A citizen named Oscar Artero said:
“I brought an action for unconstitutionality against the decree issued by the Bitcoin law to be a decree devoid of legality, of merit, without taking into account the importance and the harmful effects that such a law will cause to this country. “
Salvadoran President Nayib Bukele presented the proposal to allow Bitcoin to become legal tender, which was approved and incorporated into law earlier this month.

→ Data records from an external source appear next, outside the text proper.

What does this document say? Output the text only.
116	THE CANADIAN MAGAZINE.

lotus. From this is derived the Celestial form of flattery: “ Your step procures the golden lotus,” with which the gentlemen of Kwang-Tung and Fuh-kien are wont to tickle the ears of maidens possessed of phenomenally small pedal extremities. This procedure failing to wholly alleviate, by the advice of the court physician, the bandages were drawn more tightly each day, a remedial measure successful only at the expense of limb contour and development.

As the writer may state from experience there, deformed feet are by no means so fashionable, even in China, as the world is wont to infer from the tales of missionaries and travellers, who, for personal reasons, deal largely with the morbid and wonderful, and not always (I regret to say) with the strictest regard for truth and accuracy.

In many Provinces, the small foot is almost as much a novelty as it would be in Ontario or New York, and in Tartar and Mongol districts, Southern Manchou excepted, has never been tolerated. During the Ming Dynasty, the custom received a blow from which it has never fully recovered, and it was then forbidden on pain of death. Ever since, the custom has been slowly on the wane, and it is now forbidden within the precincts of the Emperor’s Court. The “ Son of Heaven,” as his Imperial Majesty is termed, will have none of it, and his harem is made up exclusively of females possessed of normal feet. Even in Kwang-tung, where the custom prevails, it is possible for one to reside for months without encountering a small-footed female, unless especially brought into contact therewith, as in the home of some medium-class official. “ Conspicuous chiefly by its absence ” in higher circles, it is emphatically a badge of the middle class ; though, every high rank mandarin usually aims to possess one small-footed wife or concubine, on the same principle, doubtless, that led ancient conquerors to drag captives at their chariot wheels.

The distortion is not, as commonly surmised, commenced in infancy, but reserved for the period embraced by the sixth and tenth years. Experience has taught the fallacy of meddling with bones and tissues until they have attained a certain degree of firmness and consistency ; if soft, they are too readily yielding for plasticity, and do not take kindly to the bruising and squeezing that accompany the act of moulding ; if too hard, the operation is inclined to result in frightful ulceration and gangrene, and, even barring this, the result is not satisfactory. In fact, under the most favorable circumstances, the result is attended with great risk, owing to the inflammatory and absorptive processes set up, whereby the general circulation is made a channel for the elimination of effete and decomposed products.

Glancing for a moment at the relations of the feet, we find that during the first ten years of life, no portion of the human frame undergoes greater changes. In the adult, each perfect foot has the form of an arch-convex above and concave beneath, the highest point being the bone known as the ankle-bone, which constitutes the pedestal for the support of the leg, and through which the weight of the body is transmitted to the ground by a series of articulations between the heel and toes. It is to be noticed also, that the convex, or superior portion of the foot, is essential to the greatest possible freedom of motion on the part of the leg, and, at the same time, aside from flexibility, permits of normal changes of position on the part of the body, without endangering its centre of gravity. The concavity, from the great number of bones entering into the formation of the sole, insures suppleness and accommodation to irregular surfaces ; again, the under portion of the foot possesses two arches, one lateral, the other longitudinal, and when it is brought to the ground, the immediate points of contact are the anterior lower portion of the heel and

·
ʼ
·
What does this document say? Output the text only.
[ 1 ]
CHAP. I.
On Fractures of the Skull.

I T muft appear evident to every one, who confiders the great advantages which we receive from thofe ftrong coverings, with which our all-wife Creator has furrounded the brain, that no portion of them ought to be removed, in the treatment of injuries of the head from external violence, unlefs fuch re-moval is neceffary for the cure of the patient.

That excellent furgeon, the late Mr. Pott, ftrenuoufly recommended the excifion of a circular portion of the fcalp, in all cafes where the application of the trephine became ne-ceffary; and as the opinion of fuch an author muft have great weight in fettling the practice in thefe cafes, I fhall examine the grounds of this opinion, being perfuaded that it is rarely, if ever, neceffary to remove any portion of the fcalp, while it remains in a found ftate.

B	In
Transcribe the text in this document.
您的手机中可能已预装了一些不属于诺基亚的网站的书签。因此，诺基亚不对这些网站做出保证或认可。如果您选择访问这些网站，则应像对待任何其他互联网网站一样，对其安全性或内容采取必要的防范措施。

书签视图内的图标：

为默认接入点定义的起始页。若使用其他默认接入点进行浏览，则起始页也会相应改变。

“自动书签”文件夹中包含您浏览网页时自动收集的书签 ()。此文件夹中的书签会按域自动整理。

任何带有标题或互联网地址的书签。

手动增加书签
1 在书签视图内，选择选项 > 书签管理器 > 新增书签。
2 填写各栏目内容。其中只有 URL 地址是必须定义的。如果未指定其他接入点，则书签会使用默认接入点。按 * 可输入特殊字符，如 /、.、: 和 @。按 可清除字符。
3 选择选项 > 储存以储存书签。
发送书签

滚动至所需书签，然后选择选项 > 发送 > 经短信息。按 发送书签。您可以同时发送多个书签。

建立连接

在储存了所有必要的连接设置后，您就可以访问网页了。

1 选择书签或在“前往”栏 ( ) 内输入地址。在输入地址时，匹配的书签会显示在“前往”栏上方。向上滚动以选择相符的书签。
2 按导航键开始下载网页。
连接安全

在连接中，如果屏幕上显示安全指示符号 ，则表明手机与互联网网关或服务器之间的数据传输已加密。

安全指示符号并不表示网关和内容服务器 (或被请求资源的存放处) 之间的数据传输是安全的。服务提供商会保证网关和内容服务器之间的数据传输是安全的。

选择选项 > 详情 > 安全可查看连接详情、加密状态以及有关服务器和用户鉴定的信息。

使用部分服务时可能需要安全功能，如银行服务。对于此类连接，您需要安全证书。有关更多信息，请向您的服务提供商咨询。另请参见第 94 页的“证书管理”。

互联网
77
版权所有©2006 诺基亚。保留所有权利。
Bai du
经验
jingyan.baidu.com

Bukele believes the main cryptocurrency would help Salvadorans send funds to their home country quickly and profitably. He further stated that Bitcoin would allow for greater financial inclusion.
“The Bitcoin Law is all about plundering people’s pockets; it’s tax free, they want to force us to trade.
According to a local media outlet, Guevara and his colleagues are not the only ones who disagree with the new Bitcoin law. The Salvadoran Chamber of Commerce survey found that 80% of Salvadorans would not agree to receive payments in the flagship cryptocurrency.
The strong opposition builds on the country’s long history of significant corruption in Salvadoran public and private life. According to The Economist, El Salvador’s hybrid regime led Latin American states to decline towards authoritarianism in 2020.
As citizens continue to fear corruption, Transparency International’s Corruption Perceptions Index assessed El Salvador’s treatment of corruption at 36/100 last year.